In a recent post on the Harvard Law School Forum on Corporate Governance, Jai Massari discusses a new paper that argues fungible cryptoassets are not securities under existing U.S. federal securities laws while initial coin offerings (ICOs) and similar token sales should be regulated as securities. The paper, which is posted as a draft, was prepared by four members of the DLx law firm.
I was amused by the paper’s title – The Ineluctable Modality of Securities Law: Why Fungible Crypto Assets are Not Securities. The phrase “ineluctable modality” is found in the first line of Chapter 3 of James Joyce’s Ulysses:
Ineluctable modality of the visible: at least that if no more, thought through my eyes. Signatures of all things I am here to read, seaspawn and seawrack, the nearing tide, that rusty boot. Snotgreen, bluesilver, rust: coloured signs. Limits of the diaphane. But he adds: in bodies. Then he was aware of them bodies before of them coloured. How? By knocking his sconce against them, sure. Go easy. Bald he was and a millionaire, maestro di color che sanno*. Limit of the diaphane in. Why in? Diaphane, adiaphane. If you can put your five fingers through it it is a gate, if not a door. Shut your eyes and see.

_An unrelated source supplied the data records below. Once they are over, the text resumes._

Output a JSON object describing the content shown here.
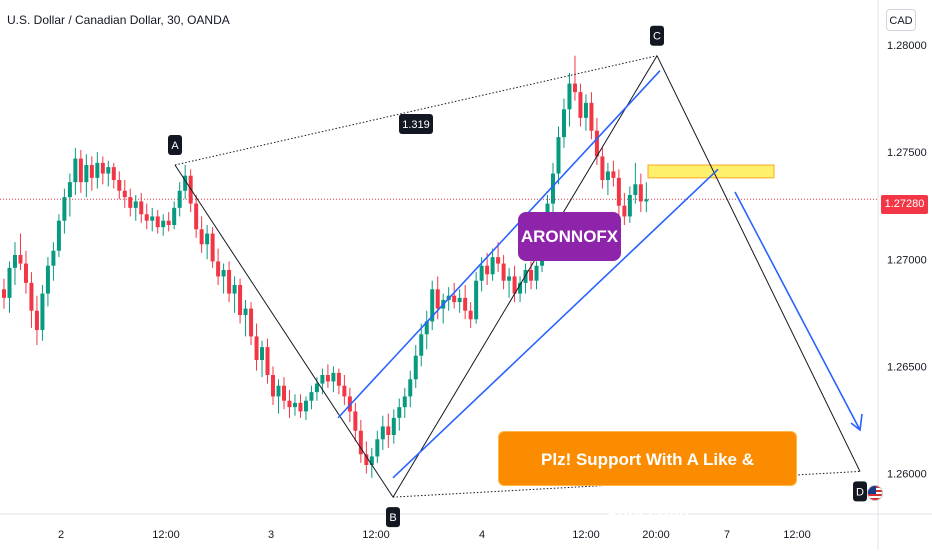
{
  "header": {
    "title": "U.S. Dollar / Canadian Dollar, 30, OANDA",
    "currency_button": "CAD"
  },
  "price_axis": {
    "current_price_label": "1.27280",
    "current_price": 1.2728
  },
  "annotations": {
    "brand_label": "ARONNOFX",
    "support_banner": "Plz! Support With A Like & Subscribe",
    "ratio_label": "1.319",
    "points": [
      "A",
      "B",
      "C",
      "D"
    ]
  },
  "colors": {
    "bull": "#089981",
    "bear": "#f23645",
    "channel": "#2962ff",
    "zone": "#ffeb3b",
    "brand": "#8e24aa",
    "banner": "#fb8c00"
  },
  "chart_data": {
    "type": "candlestick",
    "title": "U.S. Dollar / Canadian Dollar, 30, OANDA",
    "ylim": [
      1.2583,
      1.2807
    ],
    "y_ticks": [
      1.26,
      1.265,
      1.27,
      1.275,
      1.28
    ],
    "y_tick_labels": [
      "1.26000",
      "1.26500",
      "1.27000",
      "1.27500",
      "1.28000"
    ],
    "x_tick_labels": [
      "2",
      "12:00",
      "3",
      "12:00",
      "4",
      "12:00",
      "20:00",
      "7",
      "12:00"
    ],
    "grid": false,
    "current_price": 1.2728,
    "abcd_pattern": {
      "points": [
        {
          "label": "A",
          "price": 1.2744
        },
        {
          "label": "B",
          "price": 1.2589
        },
        {
          "label": "C",
          "price": 1.2795
        },
        {
          "label": "D",
          "price": 1.2601
        }
      ],
      "ratio_label": "1.319"
    },
    "channel": {
      "upper": [
        1.2626,
        1.2788
      ],
      "lower": [
        1.2598,
        1.2742
      ]
    },
    "supply_zone": {
      "low": 1.2738,
      "high": 1.2744
    },
    "candles": [
      [
        1.2686,
        1.2691,
        1.2677,
        1.2682
      ],
      [
        1.2682,
        1.2699,
        1.2675,
        1.2696
      ],
      [
        1.2696,
        1.2708,
        1.2688,
        1.2702
      ],
      [
        1.2702,
        1.2712,
        1.2695,
        1.2698
      ],
      [
        1.2698,
        1.2704,
        1.2684,
        1.2689
      ],
      [
        1.2689,
        1.2694,
        1.2668,
        1.2676
      ],
      [
        1.2676,
        1.2683,
        1.266,
        1.2667
      ],
      [
        1.2667,
        1.2688,
        1.2662,
        1.2684
      ],
      [
        1.2684,
        1.2701,
        1.2678,
        1.2697
      ],
      [
        1.2697,
        1.2708,
        1.269,
        1.2704
      ],
      [
        1.2704,
        1.2721,
        1.2701,
        1.2718
      ],
      [
        1.2718,
        1.2733,
        1.2712,
        1.2729
      ],
      [
        1.2729,
        1.274,
        1.272,
        1.2736
      ],
      [
        1.2736,
        1.2752,
        1.273,
        1.2747
      ],
      [
        1.2747,
        1.2751,
        1.2731,
        1.2736
      ],
      [
        1.2736,
        1.2749,
        1.2729,
        1.2744
      ],
      [
        1.2744,
        1.2748,
        1.2732,
        1.2738
      ],
      [
        1.2738,
        1.275,
        1.2733,
        1.2745
      ],
      [
        1.2745,
        1.2748,
        1.2735,
        1.274
      ],
      [
        1.274,
        1.2746,
        1.2734,
        1.2743
      ],
      [
        1.2743,
        1.2745,
        1.2733,
        1.2737
      ],
      [
        1.2737,
        1.2741,
        1.2728,
        1.2732
      ],
      [
        1.2732,
        1.2737,
        1.2724,
        1.2729
      ],
      [
        1.2729,
        1.2733,
        1.272,
        1.2724
      ],
      [
        1.2724,
        1.273,
        1.2718,
        1.2727
      ],
      [
        1.2727,
        1.2731,
        1.2717,
        1.2721
      ],
      [
        1.2721,
        1.2726,
        1.2714,
        1.2718
      ],
      [
        1.2718,
        1.2724,
        1.2713,
        1.272
      ],
      [
        1.272,
        1.2723,
        1.2712,
        1.2715
      ],
      [
        1.2715,
        1.2721,
        1.2711,
        1.2718
      ],
      [
        1.2718,
        1.2722,
        1.2713,
        1.2716
      ],
      [
        1.2716,
        1.2727,
        1.2714,
        1.2724
      ],
      [
        1.2724,
        1.2736,
        1.272,
        1.2732
      ],
      [
        1.2732,
        1.2744,
        1.2728,
        1.2739
      ],
      [
        1.2739,
        1.2742,
        1.2722,
        1.2726
      ],
      [
        1.2726,
        1.273,
        1.271,
        1.2714
      ],
      [
        1.2714,
        1.272,
        1.2703,
        1.2707
      ],
      [
        1.2707,
        1.2716,
        1.27,
        1.2712
      ],
      [
        1.2712,
        1.2715,
        1.2696,
        1.2699
      ],
      [
        1.2699,
        1.2705,
        1.2688,
        1.2692
      ],
      [
        1.2692,
        1.2698,
        1.2684,
        1.2695
      ],
      [
        1.2695,
        1.2699,
        1.268,
        1.2684
      ],
      [
        1.2684,
        1.2692,
        1.2675,
        1.2688
      ],
      [
        1.2688,
        1.2691,
        1.267,
        1.2674
      ],
      [
        1.2674,
        1.2681,
        1.2664,
        1.2677
      ],
      [
        1.2677,
        1.268,
        1.266,
        1.2664
      ],
      [
        1.2664,
        1.267,
        1.2648,
        1.2653
      ],
      [
        1.2653,
        1.2662,
        1.2645,
        1.2659
      ],
      [
        1.2659,
        1.2663,
        1.2642,
        1.2646
      ],
      [
        1.2646,
        1.265,
        1.2632,
        1.2636
      ],
      [
        1.2636,
        1.2644,
        1.2628,
        1.2641
      ],
      [
        1.2641,
        1.2645,
        1.263,
        1.2634
      ],
      [
        1.2634,
        1.2639,
        1.2626,
        1.2631
      ],
      [
        1.2631,
        1.2637,
        1.2627,
        1.2633
      ],
      [
        1.2633,
        1.2637,
        1.2626,
        1.2629
      ],
      [
        1.2629,
        1.2636,
        1.2625,
        1.2634
      ],
      [
        1.2634,
        1.2641,
        1.263,
        1.2638
      ],
      [
        1.2638,
        1.2645,
        1.2634,
        1.2642
      ],
      [
        1.2642,
        1.2649,
        1.2637,
        1.2646
      ],
      [
        1.2646,
        1.2651,
        1.264,
        1.2643
      ],
      [
        1.2643,
        1.265,
        1.2638,
        1.2647
      ],
      [
        1.2647,
        1.2649,
        1.2637,
        1.2641
      ],
      [
        1.2641,
        1.2646,
        1.2632,
        1.2636
      ],
      [
        1.2636,
        1.264,
        1.2624,
        1.2629
      ],
      [
        1.2629,
        1.2633,
        1.2615,
        1.262
      ],
      [
        1.262,
        1.2625,
        1.2605,
        1.2609
      ],
      [
        1.2609,
        1.2615,
        1.26,
        1.2604
      ],
      [
        1.2604,
        1.2612,
        1.2598,
        1.2608
      ],
      [
        1.2608,
        1.262,
        1.2605,
        1.2616
      ],
      [
        1.2616,
        1.2627,
        1.2611,
        1.2622
      ],
      [
        1.2622,
        1.2628,
        1.2612,
        1.2618
      ],
      [
        1.2618,
        1.263,
        1.2614,
        1.2626
      ],
      [
        1.2626,
        1.2635,
        1.262,
        1.2631
      ],
      [
        1.2631,
        1.264,
        1.2626,
        1.2636
      ],
      [
        1.2636,
        1.2648,
        1.2631,
        1.2644
      ],
      [
        1.2644,
        1.266,
        1.264,
        1.2655
      ],
      [
        1.2655,
        1.267,
        1.265,
        1.2665
      ],
      [
        1.2665,
        1.2676,
        1.2658,
        1.2671
      ],
      [
        1.2671,
        1.269,
        1.2667,
        1.2686
      ],
      [
        1.2686,
        1.2692,
        1.2672,
        1.2677
      ],
      [
        1.2677,
        1.2684,
        1.267,
        1.2681
      ],
      [
        1.2681,
        1.2687,
        1.2676,
        1.2683
      ],
      [
        1.2683,
        1.2689,
        1.2677,
        1.268
      ],
      [
        1.268,
        1.2686,
        1.2675,
        1.2682
      ],
      [
        1.2682,
        1.2688,
        1.2672,
        1.2676
      ],
      [
        1.2676,
        1.268,
        1.2668,
        1.2672
      ],
      [
        1.2672,
        1.2694,
        1.267,
        1.269
      ],
      [
        1.269,
        1.2701,
        1.2685,
        1.2697
      ],
      [
        1.2697,
        1.2703,
        1.2688,
        1.2693
      ],
      [
        1.2693,
        1.2705,
        1.269,
        1.2701
      ],
      [
        1.2701,
        1.2708,
        1.2694,
        1.2698
      ],
      [
        1.2698,
        1.2702,
        1.2686,
        1.269
      ],
      [
        1.269,
        1.2696,
        1.2682,
        1.2692
      ],
      [
        1.2692,
        1.2697,
        1.268,
        1.2684
      ],
      [
        1.2684,
        1.2692,
        1.268,
        1.2689
      ],
      [
        1.2689,
        1.2698,
        1.2684,
        1.2695
      ],
      [
        1.2695,
        1.2699,
        1.2686,
        1.269
      ],
      [
        1.269,
        1.2699,
        1.2686,
        1.2697
      ],
      [
        1.2697,
        1.272,
        1.2694,
        1.2716
      ],
      [
        1.2716,
        1.273,
        1.271,
        1.2726
      ],
      [
        1.2726,
        1.2745,
        1.2721,
        1.274
      ],
      [
        1.274,
        1.2762,
        1.2735,
        1.2757
      ],
      [
        1.2757,
        1.2775,
        1.2752,
        1.277
      ],
      [
        1.277,
        1.2787,
        1.2762,
        1.2782
      ],
      [
        1.2782,
        1.2795,
        1.2774,
        1.2778
      ],
      [
        1.2778,
        1.2782,
        1.2762,
        1.2766
      ],
      [
        1.2766,
        1.2777,
        1.276,
        1.2773
      ],
      [
        1.2773,
        1.2778,
        1.2756,
        1.276
      ],
      [
        1.276,
        1.2766,
        1.2744,
        1.2748
      ],
      [
        1.2748,
        1.2752,
        1.2733,
        1.2737
      ],
      [
        1.2737,
        1.2745,
        1.273,
        1.2741
      ],
      [
        1.2741,
        1.2746,
        1.2734,
        1.2738
      ],
      [
        1.2738,
        1.2742,
        1.272,
        1.2725
      ],
      [
        1.2725,
        1.2731,
        1.2716,
        1.272
      ],
      [
        1.272,
        1.2734,
        1.2717,
        1.273
      ],
      [
        1.273,
        1.2745,
        1.2726,
        1.2735
      ],
      [
        1.2735,
        1.274,
        1.2722,
        1.2727
      ],
      [
        1.2727,
        1.2736,
        1.2722,
        1.2728
      ]
    ]
  }
}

Based on the above, it is understandable why many people give up on Ulysses upon encountering chapter. Chapter 3 is commonly referred to as Proteus, although Joyce did not assign names to his chapters. Proteus was a minor Greek deity who could change his shape. In Book 4 of Homer’s Odyssey, Menelaus relates to Telemachus how he escaped from Egypt while pinning Proteus down. The Odyssey is the substrate for Joyce’s Ulysses (the Latin form of Odysseus). The DLx authors are obviously aware of this connection because they begin their paper with an excerpt from Book 4 of the Odyssey.
The ineluctable modality of the visible describes how the sense of sight involves seeing things nebeneinander (side by side or simultaneously). In Chapter 3, Joyce contrasts this with ineluctable modality of the audible which involves hearing things nacheinander (one after another or successively).
*The master of those who know. The phrase is from Book 4 of Dante’s Inferno and is a reference to Aristotle. Those who know are philosophers.